Esa onda expansiva de una hipotética y en nada probable marcha del técnico levantaría muchas alfombras con no poca roña bajo falsas promesas. Supondría la confirmación de que este Zaragoza carece de futuro siguiendo un patrón de austeridad que no disimula lo más mínimo la incapacidad de sus dirigentes para encontrar inyecciones económicas que se sumen a la aportación de sus bolsillos y para localizar personas más competentes en la consejería deportiva, aspecto que les supera por completo. La derrota en Mallorca, la cuarta en los seis últimos encuentros, fue otra confirmación de que el problema nunca ha estado en el banquillo, sino en la arquitectura de una plantilla que cada temporada se devalúa con estrépito y que ahora manda al frente a los canteranos como germen de un porvenir mejor. La desvergüenza en su esplendor. El conjunto aragonés se salvará o descenderá con o sin Víctor. Fue influyente por su aureola. Hoy en día está en la lista de las víctimas.

No es de recibo verle descompuesto en la banda, como alguien que no comprende nada, incapaz de que le entiendan porque habla otro idioma. Como tampoco lo es afrontar un encuentro de estas características con chicos como Delmás y Nieto expuestos a una exigencia competitiva que les supera y retrata porque, pese a su entusiasmo y entrega, ni están maduros ni cuentan con la compañía adecuada para progresar. Alrededor de los laterales no crece la hierba, devastada en el jardín de un Cristian Álvarez que en esta ocasión no pudo obrar un nuevo milagro. El Real Zaragoza no domina las áreas, se volvió a escuchar en Son Moix. Es de chiste esta cantinela que suena casi cada fin de semana para justificar un fútbol previsible, chato, aburrido y que se vanagloria de ser propietario de la nada, de los tiempos muertos, de las circulaciones vacías, de los pases perezosos en verticalidad y ciegos de precisión.

No dominar las áreas, en este deporte, se traduce como fracaso. Si el Real Zaragoza está luchando por la permanencia es porque falla atrás en lo fundamental y en lo rutinario y porque al llegar arriba se desmaya de pura inocencia (dos goles en seis citas). Además, su caja de cambios en el viaje de ida y en el de repliegue cruje por falta de velocidades. ¿Las lesiones? Influyen, por su puesto, aunque esa epidemia visita la casa de casi todos y no se escuchan tantos lamentos. Por otra parte cuando se ficha no solo se contrata calidad futbolística, sino también física. Nada es casual.

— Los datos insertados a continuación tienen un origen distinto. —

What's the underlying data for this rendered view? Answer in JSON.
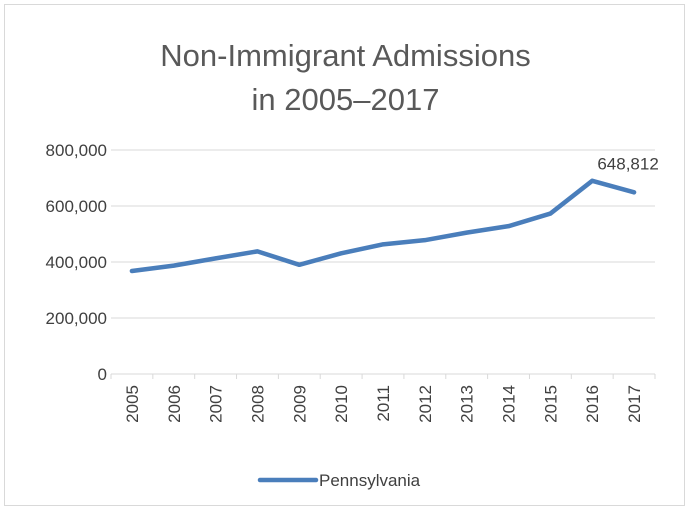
{
  "chart_data": {
    "type": "line",
    "title": [
      "Non-Immigrant Admissions",
      "in 2005–2017"
    ],
    "xlabel": "",
    "ylabel": "",
    "categories": [
      "2005",
      "2006",
      "2007",
      "2008",
      "2009",
      "2010",
      "2011",
      "2012",
      "2013",
      "2014",
      "2015",
      "2016",
      "2017"
    ],
    "series": [
      {
        "name": "Pennsylvania",
        "color": "#4a7ebb",
        "values": [
          368000,
          387000,
          413000,
          438000,
          390000,
          431000,
          463000,
          478000,
          505000,
          528000,
          573000,
          690000,
          648812
        ]
      }
    ],
    "data_labels": [
      {
        "series_index": 0,
        "point_index": 12,
        "text": "648,812"
      }
    ],
    "ylim": [
      0,
      800000
    ],
    "yticks": [
      0,
      200000,
      400000,
      600000,
      800000
    ],
    "ytick_labels": [
      "0",
      "200,000",
      "400,000",
      "600,000",
      "800,000"
    ],
    "grid": true,
    "grid_color": "#d9d9d9",
    "legend_position": "bottom"
  }
}
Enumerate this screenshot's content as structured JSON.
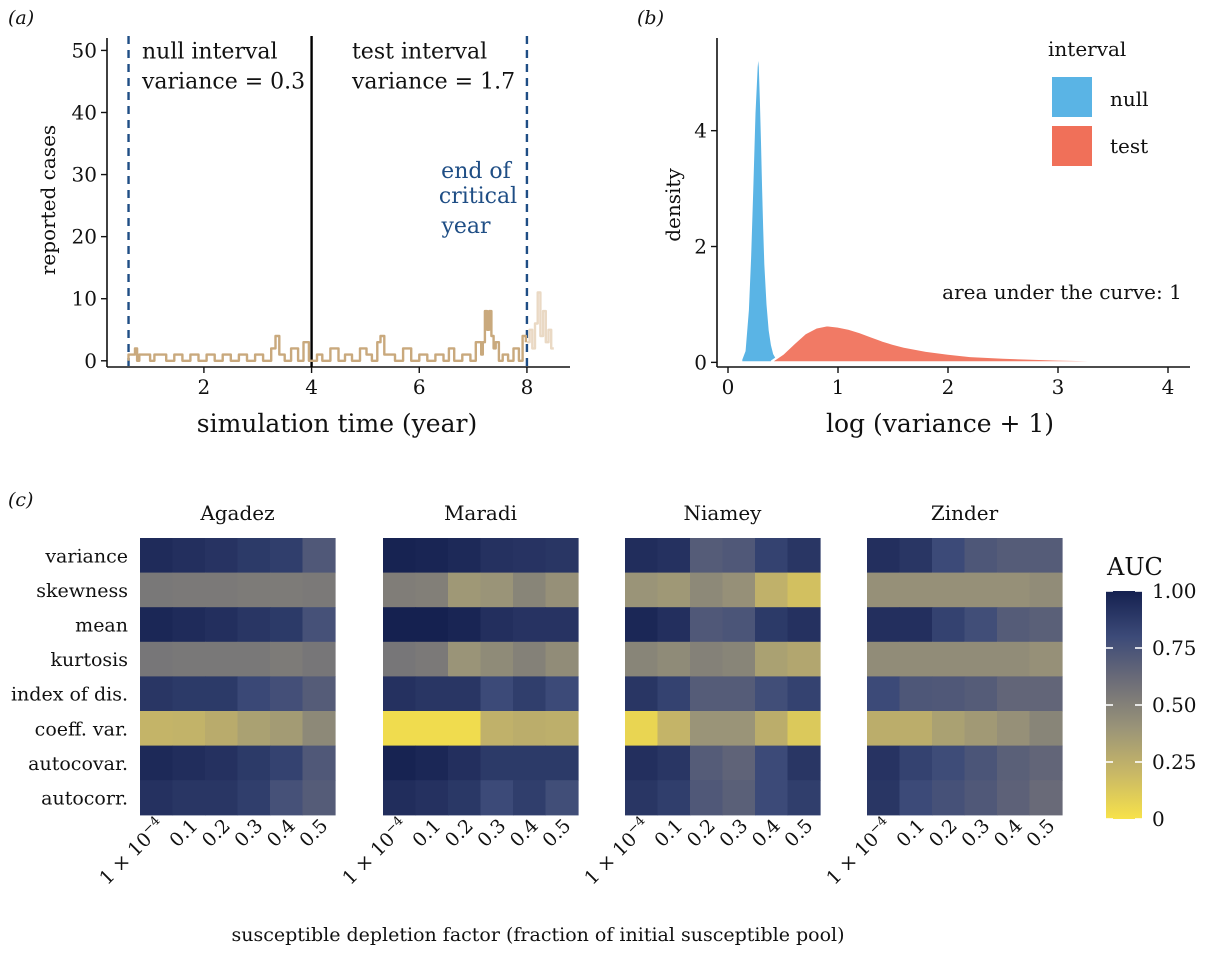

El castigo de esta jornada, el más cruel del curso actual, pudo ser menor y mayor. Guitián pidió perdón a los seguidores "porque no se merecen el partido que hemos hecho", dijo en un lúcido análisis de lo ocurrido. Víctor Fernández quiso proteger al vestuario con una lectura desenfocada de los acontecimientos y proponiendo una mirada valiente hacia el próximo compromiso sin mirar atrás. No va abandonar el barco, pero seguir con esa misión mesiánica ni le favorece a él ni al club, encallado en una gestión de proyectos descabezados que se refugia puntualmente y con alevosía en personajes queridos por el público para desviar la atención, para correr un tupido velo traspasado ya por la luz de la verdad. Ni Copa ni Recopa ni cargo de agradecimiento para trabajar en un futuro inexistente en este ecosistema de empobrecimiento. Su gran legado sería irse de inmediato para desvestir de disfraces y caretas a un club impostor, sin vínculo alguno con el que triunfó y fue feliz.